God Has Gone Up

By Rev’d Phil Wales

Hail the day that sees him rise, Alleluia!
to his throne beyond the skies. Alleluia!
Christ, the Lamb for sinners given, Alleluia!
enters now the highest heaven. Alleluia!
 – Charles Wesley

Ascension Day, which we celebrated yesterday, occurs 40 days after Easter and ten days before Pentecost. It celebrates the moment when the risen Jesus, having completed His earthly ministry, returns to the Father. Just before He ascended, Jesus told His disciples to stay in Jerusalem for the gift of the Holy Spirit, which He promised would come “not many days from now.” St Luke documents this at the start of the Acts of the Apostles (1.1–11). Occasionally, Ascension Day services are held outdoors, sometimes on a hillside and/or with some pyrotechnic flourishes involving fireworks. In sacred art, the Ascension has often been vividly portrayed in paintings, ceiling bosses or sculptures of Christ’s feet, the only remaining part of him visible, beneath a heavenly cloud.

These depictions are more than simply decorative; they are acts of devotion beckoning us to enter imaginatively into this moment of profound mystery. If we focus on the exterior, visible elements of this incredible event alone, however, we may overlook the deeper inner drama and truth of what has unfolded. That is, how we, and the world, have been changed through Jesus’ fulfilment of His promise to us.
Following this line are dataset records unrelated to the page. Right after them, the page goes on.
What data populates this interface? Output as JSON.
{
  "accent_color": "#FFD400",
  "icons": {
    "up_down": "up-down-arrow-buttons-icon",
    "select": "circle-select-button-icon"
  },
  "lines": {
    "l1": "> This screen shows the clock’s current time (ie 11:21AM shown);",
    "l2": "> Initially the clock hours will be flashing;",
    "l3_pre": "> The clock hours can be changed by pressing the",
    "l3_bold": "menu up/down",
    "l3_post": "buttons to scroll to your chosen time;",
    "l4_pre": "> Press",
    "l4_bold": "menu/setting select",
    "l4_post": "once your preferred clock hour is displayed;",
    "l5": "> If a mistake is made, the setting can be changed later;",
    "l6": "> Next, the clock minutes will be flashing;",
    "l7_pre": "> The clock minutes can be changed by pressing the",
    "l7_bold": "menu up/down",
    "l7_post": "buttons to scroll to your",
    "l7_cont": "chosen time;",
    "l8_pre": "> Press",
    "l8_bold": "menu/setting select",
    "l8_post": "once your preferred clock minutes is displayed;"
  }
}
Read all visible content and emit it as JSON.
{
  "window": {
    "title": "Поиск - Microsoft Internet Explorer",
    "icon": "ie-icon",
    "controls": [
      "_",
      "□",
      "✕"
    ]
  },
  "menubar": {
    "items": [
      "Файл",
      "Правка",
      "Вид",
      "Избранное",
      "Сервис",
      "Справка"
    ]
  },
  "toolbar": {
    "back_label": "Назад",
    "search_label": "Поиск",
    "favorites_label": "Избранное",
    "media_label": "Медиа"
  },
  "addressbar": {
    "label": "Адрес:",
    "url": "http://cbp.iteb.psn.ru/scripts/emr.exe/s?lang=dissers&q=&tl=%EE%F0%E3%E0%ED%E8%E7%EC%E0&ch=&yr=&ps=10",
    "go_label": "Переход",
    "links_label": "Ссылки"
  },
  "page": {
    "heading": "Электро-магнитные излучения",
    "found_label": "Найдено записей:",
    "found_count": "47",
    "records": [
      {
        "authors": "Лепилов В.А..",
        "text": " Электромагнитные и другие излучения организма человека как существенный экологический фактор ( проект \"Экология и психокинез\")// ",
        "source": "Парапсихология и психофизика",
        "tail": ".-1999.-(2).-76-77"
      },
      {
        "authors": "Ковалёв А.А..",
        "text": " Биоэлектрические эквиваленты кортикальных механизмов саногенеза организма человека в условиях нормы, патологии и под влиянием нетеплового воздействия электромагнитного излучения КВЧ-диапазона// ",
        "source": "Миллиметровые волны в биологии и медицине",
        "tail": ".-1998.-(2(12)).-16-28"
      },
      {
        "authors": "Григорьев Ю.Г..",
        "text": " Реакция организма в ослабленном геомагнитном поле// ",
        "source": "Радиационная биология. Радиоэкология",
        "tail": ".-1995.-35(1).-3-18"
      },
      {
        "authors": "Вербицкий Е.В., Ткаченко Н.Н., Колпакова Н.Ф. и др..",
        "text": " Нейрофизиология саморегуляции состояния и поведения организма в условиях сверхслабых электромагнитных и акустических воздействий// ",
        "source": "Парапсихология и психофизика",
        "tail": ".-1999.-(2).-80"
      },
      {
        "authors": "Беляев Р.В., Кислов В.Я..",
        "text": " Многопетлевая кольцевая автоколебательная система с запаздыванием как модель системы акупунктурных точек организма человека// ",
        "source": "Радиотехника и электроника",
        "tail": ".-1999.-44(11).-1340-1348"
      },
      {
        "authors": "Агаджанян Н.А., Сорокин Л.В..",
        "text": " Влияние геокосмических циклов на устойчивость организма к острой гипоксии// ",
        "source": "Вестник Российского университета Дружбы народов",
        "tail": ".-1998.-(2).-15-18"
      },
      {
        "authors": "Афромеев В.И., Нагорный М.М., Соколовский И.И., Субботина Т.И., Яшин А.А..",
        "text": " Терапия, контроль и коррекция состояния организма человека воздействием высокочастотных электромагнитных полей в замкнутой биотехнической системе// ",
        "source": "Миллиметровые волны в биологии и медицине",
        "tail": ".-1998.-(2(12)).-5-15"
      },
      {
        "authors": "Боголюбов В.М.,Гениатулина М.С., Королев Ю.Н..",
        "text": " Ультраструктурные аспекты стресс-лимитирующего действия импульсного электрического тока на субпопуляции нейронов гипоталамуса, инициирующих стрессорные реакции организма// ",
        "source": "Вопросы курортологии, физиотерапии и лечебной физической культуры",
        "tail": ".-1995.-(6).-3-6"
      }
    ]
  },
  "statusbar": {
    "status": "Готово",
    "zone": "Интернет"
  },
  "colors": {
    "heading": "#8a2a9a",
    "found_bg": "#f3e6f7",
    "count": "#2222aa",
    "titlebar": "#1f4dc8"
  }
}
Like those first Apostles, we are waiting for the coming of the Holy Spirit at Pentecost. Yet, unlike them, we know that this is to happen. How, then, might those first believers and eyewitnesses, unlike us, have responded to Christ being taken out of sight? Some people have suggested that their Easter joy may have given way to feelings of loss, perhaps reawakening their grief and desolation at His death before His resurrection.

But that would be to misunderstand Jesus’ Ascension as an act of separation when, in fact, it is an act of supreme completion: the union of heaven and earth in the person of Christ. His return to the Father opens fully the way for our communion with God. Christ ascends not to leave us, but to be present with us through His Spirit, no longer limited to a specific place or time in history, but alive in the heart of every believer.

As those first disciples gazed upwards, two angels appeared and asked: “Why do you stand looking up towards heaven?” Whatever it was that they may have been feeling, the question prompted them into action. The angels brought the disciples ‘back to earth’, as it were, to get ready to tell the world what happened. But their world, and so ours, is now one, which has been irreversibly and eternally transformed through a new relationship with God through Christ’s incarnation, life, death, resurrection and ascension. As we wait for Pentecost, may we be attentive to Christ’s risen presence among us.

A Sonnet for Ascension Day

We saw his light break through the cloud of glory
Whilst we were rooted still in time and place,
As earth became a part of Heaven’s story
And heaven opened to his human face.
We saw him go and yet we were not parted,
He took us with him to the heart of things,
The heart that broke for all the broken-hearted
Is whole and Heaven-centred now, and sings,
Sings in the strength that rises out of weakness,
Sings through the clouds that veil him from our sight,
Whilst we ourselves become his clouds of witness
And sing the waning darkness into light,
His light in us, and ours in him concealed,
Which all creation waits to see revealed.